There has also been a sophisticated collector base in Korea since the 1980s, with an interest in both Korean and Western art, according to Bo Kim, managing director of Perrotin Seoul. "What's more, the country hosts the Gwangju Biennale, the oldest biennial of contemporary art in Asia. And two of the major local auction houses are listed."
With virtually no transaction tax or import tax levied, Seoul also presents itself as a favorable art market center for international dealers, Hauser & Wirth's Kwok noted. "Like Hong Kong, Seoul has the special advantage of being a free port for transactions in art. Singapore, Taiwan, mainland China and Japan ― they all have varying amounts of tax that make them less attractive as a transactional hub."
|Jason Haam's booth at Frieze Seoul / Korea Times photo by Park Han-sol|
Navigating new landscape after arrival of international fairs, dealers
The recent influx of foreign galleries and the arrival of Frieze Seoul have spurred concerns among some of the players in the Korean art scene, who think that global dealers are more interested in tapping into a new market rather than engaging with or contributing to the local community in the long run.

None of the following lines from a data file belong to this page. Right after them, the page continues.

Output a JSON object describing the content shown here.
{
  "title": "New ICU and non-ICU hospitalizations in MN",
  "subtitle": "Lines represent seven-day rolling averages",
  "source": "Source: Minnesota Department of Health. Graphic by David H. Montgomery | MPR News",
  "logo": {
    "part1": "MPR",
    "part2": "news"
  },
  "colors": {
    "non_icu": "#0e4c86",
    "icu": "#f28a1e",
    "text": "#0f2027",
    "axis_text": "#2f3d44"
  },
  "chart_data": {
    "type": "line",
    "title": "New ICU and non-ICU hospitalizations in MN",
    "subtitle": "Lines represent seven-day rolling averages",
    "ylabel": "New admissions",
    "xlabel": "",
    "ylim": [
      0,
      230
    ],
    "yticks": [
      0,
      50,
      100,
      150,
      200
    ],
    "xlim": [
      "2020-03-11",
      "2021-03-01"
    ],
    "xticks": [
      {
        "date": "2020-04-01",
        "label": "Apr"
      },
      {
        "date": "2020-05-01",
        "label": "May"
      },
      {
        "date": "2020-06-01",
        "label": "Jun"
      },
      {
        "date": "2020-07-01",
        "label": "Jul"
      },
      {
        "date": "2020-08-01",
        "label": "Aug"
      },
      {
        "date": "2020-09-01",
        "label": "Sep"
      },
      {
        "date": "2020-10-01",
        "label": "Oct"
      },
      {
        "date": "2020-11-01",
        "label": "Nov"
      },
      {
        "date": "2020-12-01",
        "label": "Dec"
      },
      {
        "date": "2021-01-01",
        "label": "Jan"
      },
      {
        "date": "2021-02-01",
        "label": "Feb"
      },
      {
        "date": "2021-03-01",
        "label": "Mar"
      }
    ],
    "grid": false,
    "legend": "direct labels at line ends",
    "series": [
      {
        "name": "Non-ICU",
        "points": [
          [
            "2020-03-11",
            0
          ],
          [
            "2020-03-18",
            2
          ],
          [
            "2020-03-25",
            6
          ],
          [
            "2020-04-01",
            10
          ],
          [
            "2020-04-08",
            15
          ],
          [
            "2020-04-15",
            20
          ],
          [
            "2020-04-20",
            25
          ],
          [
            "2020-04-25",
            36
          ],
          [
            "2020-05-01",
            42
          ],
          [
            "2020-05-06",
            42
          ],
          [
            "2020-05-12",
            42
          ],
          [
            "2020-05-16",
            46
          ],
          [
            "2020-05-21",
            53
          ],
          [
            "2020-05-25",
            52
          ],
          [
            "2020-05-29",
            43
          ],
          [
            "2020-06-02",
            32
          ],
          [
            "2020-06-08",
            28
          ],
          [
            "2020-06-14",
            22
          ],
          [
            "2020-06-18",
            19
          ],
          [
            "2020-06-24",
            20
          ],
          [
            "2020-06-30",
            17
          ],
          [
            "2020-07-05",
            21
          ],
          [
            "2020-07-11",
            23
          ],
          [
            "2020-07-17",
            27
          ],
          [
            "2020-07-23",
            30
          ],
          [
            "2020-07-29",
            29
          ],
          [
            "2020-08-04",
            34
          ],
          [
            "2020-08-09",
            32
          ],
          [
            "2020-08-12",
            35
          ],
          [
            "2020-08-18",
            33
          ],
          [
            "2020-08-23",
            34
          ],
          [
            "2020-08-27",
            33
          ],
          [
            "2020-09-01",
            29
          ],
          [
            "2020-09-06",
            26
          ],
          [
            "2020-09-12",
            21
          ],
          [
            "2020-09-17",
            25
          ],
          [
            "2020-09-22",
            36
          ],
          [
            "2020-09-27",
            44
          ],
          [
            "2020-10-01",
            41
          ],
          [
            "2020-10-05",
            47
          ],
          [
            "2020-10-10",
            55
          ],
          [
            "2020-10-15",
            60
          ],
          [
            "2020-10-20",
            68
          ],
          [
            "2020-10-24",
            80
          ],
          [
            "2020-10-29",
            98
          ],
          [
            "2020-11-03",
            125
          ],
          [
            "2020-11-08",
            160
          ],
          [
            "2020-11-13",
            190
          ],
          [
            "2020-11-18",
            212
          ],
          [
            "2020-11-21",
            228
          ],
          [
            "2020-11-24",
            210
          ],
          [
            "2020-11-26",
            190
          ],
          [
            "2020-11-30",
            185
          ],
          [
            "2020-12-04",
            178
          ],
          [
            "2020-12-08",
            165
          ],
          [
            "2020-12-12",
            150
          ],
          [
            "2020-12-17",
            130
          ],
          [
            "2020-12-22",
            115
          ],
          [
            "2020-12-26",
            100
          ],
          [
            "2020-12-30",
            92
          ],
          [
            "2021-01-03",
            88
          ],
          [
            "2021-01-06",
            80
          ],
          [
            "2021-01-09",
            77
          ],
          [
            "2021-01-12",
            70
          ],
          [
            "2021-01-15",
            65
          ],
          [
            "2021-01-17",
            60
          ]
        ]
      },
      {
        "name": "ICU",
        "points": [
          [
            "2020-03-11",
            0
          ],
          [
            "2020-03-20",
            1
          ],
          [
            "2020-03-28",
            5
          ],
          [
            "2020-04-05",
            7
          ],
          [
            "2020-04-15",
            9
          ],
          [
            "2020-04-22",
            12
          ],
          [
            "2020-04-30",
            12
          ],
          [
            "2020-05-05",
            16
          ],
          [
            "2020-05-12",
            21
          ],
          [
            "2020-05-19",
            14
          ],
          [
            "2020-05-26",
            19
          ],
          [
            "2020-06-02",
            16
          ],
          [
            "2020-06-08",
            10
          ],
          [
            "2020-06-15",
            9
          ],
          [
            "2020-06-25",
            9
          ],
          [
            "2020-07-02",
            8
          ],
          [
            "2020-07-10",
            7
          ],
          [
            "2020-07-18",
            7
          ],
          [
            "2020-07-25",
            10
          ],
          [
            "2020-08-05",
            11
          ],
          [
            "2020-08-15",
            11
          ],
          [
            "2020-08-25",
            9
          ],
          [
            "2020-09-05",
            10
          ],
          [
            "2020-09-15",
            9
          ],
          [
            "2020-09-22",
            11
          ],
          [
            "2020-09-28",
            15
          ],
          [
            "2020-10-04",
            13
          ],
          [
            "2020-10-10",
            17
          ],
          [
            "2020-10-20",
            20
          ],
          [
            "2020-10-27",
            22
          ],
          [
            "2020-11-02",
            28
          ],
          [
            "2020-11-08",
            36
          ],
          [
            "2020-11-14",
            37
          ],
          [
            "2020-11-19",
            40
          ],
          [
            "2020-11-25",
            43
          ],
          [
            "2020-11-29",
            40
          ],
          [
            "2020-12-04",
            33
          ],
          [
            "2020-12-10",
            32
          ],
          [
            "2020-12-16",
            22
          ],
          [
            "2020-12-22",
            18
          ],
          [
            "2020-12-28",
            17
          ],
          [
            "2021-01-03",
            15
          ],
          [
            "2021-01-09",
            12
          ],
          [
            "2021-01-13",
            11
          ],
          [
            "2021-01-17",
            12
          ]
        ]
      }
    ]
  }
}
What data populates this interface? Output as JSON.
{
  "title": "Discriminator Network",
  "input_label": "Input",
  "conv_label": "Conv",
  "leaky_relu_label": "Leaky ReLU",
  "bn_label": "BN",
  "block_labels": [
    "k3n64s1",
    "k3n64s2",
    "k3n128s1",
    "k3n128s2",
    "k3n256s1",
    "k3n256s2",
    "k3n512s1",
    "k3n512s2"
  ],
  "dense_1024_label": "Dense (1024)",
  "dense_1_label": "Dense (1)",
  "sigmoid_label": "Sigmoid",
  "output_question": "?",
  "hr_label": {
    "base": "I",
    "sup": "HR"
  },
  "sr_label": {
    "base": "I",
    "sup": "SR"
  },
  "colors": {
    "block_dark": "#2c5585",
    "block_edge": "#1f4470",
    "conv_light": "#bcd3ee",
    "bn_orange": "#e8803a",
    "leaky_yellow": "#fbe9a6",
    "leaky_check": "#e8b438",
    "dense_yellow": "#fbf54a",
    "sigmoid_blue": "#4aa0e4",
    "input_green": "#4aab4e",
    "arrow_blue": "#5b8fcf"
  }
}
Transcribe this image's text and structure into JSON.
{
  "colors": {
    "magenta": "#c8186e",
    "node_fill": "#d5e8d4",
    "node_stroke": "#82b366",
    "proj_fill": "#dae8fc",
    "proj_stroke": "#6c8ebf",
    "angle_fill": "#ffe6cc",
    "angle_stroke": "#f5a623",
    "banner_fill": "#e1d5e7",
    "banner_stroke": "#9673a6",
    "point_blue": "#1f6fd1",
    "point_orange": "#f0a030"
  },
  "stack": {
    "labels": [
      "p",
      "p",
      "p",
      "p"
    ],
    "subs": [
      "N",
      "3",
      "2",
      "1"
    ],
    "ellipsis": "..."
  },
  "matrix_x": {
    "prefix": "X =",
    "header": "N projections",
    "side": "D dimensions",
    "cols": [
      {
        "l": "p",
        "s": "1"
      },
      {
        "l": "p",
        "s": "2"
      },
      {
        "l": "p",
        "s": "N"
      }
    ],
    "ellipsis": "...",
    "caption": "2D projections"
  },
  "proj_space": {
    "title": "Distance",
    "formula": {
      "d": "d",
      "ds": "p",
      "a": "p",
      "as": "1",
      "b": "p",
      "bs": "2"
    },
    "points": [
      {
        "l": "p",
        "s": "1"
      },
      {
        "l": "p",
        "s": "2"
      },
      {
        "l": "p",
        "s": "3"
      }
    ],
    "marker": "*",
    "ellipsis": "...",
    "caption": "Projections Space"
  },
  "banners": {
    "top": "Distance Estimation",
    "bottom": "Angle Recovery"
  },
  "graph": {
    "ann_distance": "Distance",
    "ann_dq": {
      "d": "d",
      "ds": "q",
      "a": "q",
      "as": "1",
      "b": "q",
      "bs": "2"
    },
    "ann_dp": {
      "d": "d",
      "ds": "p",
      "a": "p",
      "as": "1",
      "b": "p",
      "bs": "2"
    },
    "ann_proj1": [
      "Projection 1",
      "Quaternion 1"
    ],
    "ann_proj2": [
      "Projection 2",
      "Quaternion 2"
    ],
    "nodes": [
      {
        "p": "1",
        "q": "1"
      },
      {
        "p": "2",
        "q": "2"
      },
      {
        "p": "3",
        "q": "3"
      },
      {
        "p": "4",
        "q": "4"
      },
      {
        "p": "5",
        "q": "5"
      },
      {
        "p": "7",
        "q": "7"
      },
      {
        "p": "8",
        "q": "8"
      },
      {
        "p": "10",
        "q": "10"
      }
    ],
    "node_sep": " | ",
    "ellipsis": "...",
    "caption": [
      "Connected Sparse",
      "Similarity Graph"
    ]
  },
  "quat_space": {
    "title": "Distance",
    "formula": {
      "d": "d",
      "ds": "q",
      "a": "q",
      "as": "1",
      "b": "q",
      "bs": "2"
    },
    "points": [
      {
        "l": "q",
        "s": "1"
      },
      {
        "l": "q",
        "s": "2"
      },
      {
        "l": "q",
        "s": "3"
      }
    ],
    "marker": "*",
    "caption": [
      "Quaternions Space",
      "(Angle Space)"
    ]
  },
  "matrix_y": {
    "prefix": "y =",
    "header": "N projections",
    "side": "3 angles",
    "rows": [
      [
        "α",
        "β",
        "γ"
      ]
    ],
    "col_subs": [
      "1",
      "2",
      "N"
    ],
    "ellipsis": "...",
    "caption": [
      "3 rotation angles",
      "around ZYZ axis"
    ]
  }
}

But Seoul-born art dealer and collector Jason Haam, whose highlights at this year's fair include the works of Lee Moka and Urs Fischer, regards the newfound global attention to be a "fantastic way of intervening" in the local art scene.
"What's interesting about Seoul is the huge emotional distance between young artists and people who show up at places like Frieze Seoul. As artists in their 20s or 30s, they never actually think that they can meet or exhibit with these gallerists and collectors," he said, adding that platforms such as Frieze bring closer the new chances of gaining recognition "if the work is good."
"A lot of the galleries represented in this fair understand their responsibility to promote and cultivate Korean art to the global audience. They know that's the way to engage more actively with the Korean audience, and it's going to happen. We just have to provide quality."
His eponymous gallery reported that it sold multiple works on the preview day, including Lee Moka's painting for $55,000 and a work by Jonathan Gardener for $160,000.
"It's a very long-term relationship that we want to develop with the audience here. It's not just about showing up at an art fair (for one-way sales). It's also working with the institutions here to do exhibitions … There are a lot of wonderful cross-cultural dialogues that can be had," Hauser & Wirth's Kwok similarly noted. "And I think everyone coming into town does mean a greater platform for Korean artists in the end."